An early prototype of a cross‑platform (Windows and Linux) desktop application for managing your development workflow. Built using Kotlin Multiplatform and JetBrains Compose Multiplatform, the app provides a dark, minimalistic interface and works both online and offline thanks to a local SQLite database.
- User accounts: Users can register and sign in. Passwords are never stored in plain text; instead a SHA‑256 hash is persisted.

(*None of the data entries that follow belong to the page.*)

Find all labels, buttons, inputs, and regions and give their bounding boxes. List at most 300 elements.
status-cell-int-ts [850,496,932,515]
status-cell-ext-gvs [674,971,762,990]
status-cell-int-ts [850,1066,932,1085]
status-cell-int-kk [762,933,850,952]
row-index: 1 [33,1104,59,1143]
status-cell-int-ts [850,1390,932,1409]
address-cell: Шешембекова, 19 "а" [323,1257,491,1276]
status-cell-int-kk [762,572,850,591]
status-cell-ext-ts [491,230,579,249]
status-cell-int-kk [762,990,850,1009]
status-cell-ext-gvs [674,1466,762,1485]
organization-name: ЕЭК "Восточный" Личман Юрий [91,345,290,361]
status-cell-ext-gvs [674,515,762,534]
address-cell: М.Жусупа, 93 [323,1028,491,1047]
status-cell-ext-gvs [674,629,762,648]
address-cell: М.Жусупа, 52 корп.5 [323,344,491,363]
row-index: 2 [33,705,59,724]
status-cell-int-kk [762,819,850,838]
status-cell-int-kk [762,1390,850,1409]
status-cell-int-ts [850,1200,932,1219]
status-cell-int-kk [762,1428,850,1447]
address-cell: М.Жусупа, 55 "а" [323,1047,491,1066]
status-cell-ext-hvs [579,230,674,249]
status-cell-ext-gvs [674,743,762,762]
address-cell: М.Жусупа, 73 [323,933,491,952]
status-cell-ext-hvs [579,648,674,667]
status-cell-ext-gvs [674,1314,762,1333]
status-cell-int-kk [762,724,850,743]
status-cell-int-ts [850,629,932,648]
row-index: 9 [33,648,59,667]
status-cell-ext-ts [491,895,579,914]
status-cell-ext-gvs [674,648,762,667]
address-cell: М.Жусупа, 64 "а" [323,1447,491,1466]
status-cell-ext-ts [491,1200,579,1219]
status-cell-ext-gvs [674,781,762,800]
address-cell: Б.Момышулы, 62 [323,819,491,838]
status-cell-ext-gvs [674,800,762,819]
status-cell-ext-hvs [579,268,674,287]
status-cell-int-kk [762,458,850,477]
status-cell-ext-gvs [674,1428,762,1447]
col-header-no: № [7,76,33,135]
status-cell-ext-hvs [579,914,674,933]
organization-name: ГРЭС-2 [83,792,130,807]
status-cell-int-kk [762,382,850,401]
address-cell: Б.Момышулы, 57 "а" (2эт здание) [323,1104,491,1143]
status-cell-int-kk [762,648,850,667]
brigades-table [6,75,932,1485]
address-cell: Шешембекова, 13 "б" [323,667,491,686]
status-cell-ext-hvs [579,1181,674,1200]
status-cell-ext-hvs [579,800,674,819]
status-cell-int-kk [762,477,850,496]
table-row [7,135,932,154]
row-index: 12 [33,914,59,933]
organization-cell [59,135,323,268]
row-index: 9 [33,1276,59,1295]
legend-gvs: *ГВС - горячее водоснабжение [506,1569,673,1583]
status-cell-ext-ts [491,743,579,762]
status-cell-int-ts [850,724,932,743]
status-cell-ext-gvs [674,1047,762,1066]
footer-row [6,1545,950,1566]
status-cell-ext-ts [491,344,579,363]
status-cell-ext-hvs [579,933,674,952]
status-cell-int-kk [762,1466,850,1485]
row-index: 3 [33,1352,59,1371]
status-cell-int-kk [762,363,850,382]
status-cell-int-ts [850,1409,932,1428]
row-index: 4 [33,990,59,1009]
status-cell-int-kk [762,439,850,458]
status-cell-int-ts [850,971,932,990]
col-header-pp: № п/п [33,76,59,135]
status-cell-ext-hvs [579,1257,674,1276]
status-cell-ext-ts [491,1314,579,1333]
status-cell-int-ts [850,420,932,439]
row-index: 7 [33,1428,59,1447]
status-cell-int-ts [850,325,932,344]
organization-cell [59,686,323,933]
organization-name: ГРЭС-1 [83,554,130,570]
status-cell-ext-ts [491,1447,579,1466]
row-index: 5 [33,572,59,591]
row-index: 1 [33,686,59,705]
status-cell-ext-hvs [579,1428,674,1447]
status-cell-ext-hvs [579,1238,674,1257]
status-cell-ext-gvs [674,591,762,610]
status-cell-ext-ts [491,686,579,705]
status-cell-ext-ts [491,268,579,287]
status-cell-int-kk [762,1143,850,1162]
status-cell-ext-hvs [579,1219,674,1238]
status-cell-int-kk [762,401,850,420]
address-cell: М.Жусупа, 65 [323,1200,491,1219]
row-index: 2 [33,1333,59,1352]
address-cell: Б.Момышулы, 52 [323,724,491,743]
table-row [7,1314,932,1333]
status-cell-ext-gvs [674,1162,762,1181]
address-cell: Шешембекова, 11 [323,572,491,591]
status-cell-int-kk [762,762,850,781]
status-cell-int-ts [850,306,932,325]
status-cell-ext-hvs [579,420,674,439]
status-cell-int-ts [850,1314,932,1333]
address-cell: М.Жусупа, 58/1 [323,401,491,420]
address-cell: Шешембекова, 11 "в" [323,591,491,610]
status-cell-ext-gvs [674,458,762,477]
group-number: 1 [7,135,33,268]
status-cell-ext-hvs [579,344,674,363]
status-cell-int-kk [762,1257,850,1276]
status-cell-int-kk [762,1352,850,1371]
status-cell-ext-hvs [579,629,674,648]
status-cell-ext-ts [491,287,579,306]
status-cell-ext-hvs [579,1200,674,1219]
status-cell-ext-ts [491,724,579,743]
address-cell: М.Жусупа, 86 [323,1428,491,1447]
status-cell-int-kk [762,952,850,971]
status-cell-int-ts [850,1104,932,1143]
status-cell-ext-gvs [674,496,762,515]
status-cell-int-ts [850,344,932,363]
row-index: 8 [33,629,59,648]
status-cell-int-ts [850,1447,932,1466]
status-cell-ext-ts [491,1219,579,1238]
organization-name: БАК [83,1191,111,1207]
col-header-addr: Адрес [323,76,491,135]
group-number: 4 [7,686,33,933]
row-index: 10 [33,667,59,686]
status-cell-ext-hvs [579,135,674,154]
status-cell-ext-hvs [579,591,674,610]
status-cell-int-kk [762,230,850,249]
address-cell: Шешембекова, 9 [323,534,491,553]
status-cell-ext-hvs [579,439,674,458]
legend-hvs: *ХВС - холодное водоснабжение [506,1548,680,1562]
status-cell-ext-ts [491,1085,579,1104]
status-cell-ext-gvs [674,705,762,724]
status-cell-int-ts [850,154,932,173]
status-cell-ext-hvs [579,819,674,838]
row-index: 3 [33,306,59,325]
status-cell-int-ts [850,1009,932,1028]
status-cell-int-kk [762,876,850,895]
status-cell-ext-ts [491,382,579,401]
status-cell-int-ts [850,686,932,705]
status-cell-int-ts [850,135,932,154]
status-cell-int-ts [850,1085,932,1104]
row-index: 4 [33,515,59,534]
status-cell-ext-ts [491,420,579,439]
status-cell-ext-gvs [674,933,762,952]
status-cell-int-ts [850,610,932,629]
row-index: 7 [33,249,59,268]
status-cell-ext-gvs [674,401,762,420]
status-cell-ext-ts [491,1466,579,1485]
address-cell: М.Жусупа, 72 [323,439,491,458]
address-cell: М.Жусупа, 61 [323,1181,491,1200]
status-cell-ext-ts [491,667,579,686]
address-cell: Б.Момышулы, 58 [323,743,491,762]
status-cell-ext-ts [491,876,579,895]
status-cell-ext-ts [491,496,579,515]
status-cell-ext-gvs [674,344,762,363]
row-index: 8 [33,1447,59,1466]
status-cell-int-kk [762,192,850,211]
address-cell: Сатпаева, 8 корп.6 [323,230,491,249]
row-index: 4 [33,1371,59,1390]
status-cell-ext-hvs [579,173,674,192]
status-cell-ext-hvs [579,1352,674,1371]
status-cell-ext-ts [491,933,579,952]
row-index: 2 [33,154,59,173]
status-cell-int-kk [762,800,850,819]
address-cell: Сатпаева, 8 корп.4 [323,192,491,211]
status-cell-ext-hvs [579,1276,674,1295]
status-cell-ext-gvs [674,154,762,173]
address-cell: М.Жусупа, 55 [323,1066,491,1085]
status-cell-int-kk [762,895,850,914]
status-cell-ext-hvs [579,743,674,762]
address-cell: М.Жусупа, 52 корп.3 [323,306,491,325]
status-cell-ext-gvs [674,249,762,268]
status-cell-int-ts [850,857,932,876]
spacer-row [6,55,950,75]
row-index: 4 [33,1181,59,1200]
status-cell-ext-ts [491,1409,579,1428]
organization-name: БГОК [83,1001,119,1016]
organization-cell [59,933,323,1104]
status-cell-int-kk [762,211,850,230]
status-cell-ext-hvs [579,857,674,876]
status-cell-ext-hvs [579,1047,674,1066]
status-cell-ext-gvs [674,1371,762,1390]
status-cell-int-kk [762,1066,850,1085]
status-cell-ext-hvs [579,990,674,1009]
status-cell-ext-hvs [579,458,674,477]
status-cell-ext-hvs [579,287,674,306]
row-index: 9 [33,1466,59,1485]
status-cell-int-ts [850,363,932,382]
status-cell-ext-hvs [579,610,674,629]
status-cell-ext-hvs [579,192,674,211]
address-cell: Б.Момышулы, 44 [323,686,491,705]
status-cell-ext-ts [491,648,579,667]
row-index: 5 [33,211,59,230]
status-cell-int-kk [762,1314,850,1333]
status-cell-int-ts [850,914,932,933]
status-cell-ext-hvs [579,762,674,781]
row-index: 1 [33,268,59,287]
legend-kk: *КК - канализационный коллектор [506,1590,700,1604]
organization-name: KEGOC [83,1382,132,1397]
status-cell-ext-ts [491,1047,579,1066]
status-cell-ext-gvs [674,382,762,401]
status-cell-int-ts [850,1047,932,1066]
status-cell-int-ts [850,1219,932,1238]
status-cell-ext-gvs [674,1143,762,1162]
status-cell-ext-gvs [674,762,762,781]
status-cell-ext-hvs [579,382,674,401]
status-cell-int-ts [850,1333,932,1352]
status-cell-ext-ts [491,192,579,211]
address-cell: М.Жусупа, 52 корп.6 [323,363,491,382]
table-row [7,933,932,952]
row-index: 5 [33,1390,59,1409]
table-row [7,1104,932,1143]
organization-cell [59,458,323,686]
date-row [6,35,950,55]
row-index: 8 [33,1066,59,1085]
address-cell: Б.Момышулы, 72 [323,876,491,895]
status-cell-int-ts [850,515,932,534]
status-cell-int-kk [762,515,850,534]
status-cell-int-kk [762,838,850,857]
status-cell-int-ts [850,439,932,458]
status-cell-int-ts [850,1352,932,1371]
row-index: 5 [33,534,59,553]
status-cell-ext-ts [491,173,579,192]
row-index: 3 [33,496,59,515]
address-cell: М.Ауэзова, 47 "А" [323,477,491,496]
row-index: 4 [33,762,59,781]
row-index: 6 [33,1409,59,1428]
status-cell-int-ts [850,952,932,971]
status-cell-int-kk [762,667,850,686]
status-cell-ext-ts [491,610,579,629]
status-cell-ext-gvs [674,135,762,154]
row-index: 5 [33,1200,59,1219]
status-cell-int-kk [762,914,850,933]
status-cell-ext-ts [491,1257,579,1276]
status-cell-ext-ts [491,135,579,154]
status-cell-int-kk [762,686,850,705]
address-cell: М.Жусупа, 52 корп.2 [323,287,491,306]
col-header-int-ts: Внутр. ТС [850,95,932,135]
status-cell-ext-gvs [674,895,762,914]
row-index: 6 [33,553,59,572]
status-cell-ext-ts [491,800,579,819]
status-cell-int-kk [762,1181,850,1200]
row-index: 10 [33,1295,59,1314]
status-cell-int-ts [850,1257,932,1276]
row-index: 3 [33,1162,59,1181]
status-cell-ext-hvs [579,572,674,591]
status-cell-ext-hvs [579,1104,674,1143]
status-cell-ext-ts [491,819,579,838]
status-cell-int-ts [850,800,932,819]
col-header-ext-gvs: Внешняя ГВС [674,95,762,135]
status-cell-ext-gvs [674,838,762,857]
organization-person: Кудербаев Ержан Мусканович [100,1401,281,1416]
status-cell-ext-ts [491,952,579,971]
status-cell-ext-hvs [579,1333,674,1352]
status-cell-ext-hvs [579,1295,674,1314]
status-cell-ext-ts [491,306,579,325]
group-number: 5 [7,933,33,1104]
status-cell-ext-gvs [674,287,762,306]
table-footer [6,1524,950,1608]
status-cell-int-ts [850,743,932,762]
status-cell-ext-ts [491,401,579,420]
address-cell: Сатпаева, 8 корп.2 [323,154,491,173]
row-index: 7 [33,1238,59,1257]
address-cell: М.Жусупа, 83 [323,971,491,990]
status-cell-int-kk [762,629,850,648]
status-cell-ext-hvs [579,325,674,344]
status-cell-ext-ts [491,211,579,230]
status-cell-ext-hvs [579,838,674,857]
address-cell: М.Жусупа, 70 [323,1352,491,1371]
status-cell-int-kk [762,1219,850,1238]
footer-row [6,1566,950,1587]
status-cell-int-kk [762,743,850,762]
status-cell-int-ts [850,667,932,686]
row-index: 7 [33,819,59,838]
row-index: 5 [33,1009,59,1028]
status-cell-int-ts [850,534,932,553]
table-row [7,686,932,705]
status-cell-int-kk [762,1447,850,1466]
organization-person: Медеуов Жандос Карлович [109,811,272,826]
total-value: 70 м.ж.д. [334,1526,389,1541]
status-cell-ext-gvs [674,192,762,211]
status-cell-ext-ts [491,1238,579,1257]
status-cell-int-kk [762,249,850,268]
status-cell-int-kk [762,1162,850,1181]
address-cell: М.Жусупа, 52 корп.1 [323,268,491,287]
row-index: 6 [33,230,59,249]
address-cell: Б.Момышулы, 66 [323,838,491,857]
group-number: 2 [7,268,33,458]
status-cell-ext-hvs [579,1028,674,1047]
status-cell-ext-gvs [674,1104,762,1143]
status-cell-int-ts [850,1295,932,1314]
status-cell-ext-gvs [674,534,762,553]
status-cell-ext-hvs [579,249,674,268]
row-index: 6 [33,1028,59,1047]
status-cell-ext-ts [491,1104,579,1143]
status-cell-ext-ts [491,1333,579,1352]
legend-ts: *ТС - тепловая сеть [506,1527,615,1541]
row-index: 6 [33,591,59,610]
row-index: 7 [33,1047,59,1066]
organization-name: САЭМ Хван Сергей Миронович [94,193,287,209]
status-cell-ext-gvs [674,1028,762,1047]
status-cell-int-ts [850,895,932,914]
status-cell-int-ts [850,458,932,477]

- Offline storage: All user data lives in a local SQLite file (
life_assistant.db). The application automatically creates the database and table on first launch. No network connection is required to use the core features. - Package management: Detects common package managers on both Linux (APT, DNF, Pacman, Zypper, Snap) and Windows (Winget, Chocolatey, Scoop). You can install or remove packages directly from the UI. In this prototype the commands run in “dry‑run” mode (they print what would be executed rather than modifying the system). You can extend [
PackageManager][src] to support other package managers or to perform real installations. - Development automation: Basic helpers for opening a project in IntelliJ IDEA and running a sequence of Git commands (
git add,git commitandgit push). The output of each operation is shown in the interface. TheAutomationServicecan be extended to support more complex interactions with IDEs and version control systems. - Command executor: A simple shell command runner for miscellaneous tasks. The command runs in a separate process, and the combined stdout/stderr is displayed.
- Dark, minimal UI: The Compose UI uses a custom dark colour palette that is easy on the eyes. The layout is kept clean and uncluttered.
This repository does not include a Gradle wrapper. To build and run the application you will need to install Gradle (version 7.6 or later) and JDK 11 on your system. Once installed, run the following commands from the root of the life_assistant_app directory:
gradle build # compile the project and download dependencies
gradle run # launch the desktop applicationOn Linux you may need to adjust file permissions for the SQLite database file (life_assistant.db) so the application can create and write to it. On Windows the database is created in the working directory when the app starts.
Warning: The command executor and Git automation features invoke system processes. Be careful when entering arbitrary commands or running Git commands on repositories without a configured remote – errors will be returned to the UI. In a production assistant you would likely sandbox or restrict command execution.
This prototype is intentionally simple. Potential areas for expansion include:
- Adding a network layer with Ktor to synchronise tasks and settings to a server when online.
- Supporting more IDEs (e.g. VS Code) and deeper automation via their plugin APIs.
- Building installers for Windows and Linux using the Compose Multiplatform native packaging tooling.
- Adding mobile or web targets via Kotlin Multiplatform’s additional targets.
If you clone or fork this project, please keep in mind that running and pushing Git commands may require you to configure authentication for your own GitHub account.